Более того, пока осуществлялись эти залоговые операции и город платил проценты по займам сторонних банков, их денежный эквивалент находился в руках доверенного брокера и не приносил городу никакой прибыли. Выплаты по муниципальным обязательствам регулярно откладывались, и они с крупным дисконтом выкупались мистером Каупервудом на деньги, которые должны были находиться в городской казне. Добросовестные владельцы сертификатов городского займа теперь не в состоянии получить проценты по ним, и таким образом городскому кредиту наносится еще больший ущерб, чем при текущей растрате, которая достигает пятисот тысяч долларов. В настоящее время бухгалтер работает с казначейской отчетностью, и через несколько дней вся схема окончательно прояснится. Остается лишь надеяться, что огласка положит конец этой порочной практике».
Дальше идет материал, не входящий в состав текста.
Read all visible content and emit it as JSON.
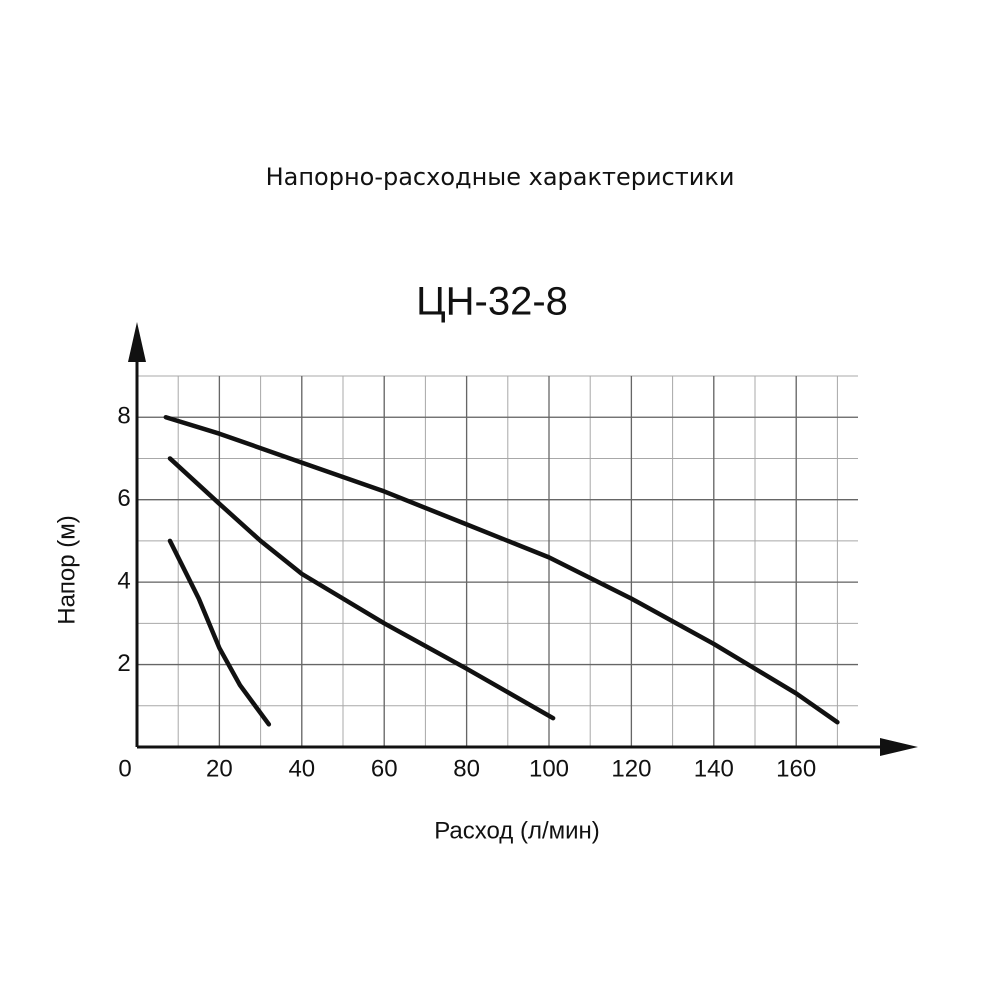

К отчету были приложены выдержки из закона о злоупотреблении общественным доверием. Далее комиссия заявляла, что если какой-нибудь налогоплательщик не возбудит дело против вышеупомянутых персон, то она сама будет вынуждена это сделать, хотя такие меры едва ли входили в ее компетенцию.
Отчет немедленно попал в газеты. Хотя Каупервуд и городские политики предвидели вероятность какого-то заявления для общественности, это стало тяжким ударом. Стинер был вне себя от страха. Он покрылся холодным потом, когда увидел заявление под сдержанным заголовком «Заседание Гражданской ассоциации муниципальных реформ». Все газеты были так тесно связаны с политическими и финансовыми властями города, что журналисты не осмеливались выступать открыто и говорить, что они думают по этому поводу. Основные факты уже больше недели находились в руках у главных редакторов и издателей, но получили от Молинауэра, Симпсона и Батлера настоятельную просьбу не поднимать большого шума. Скандал мог повредить репутации города, местной коммерции и так далее. Честное имя Филадельфии будет запятнано. Старая история.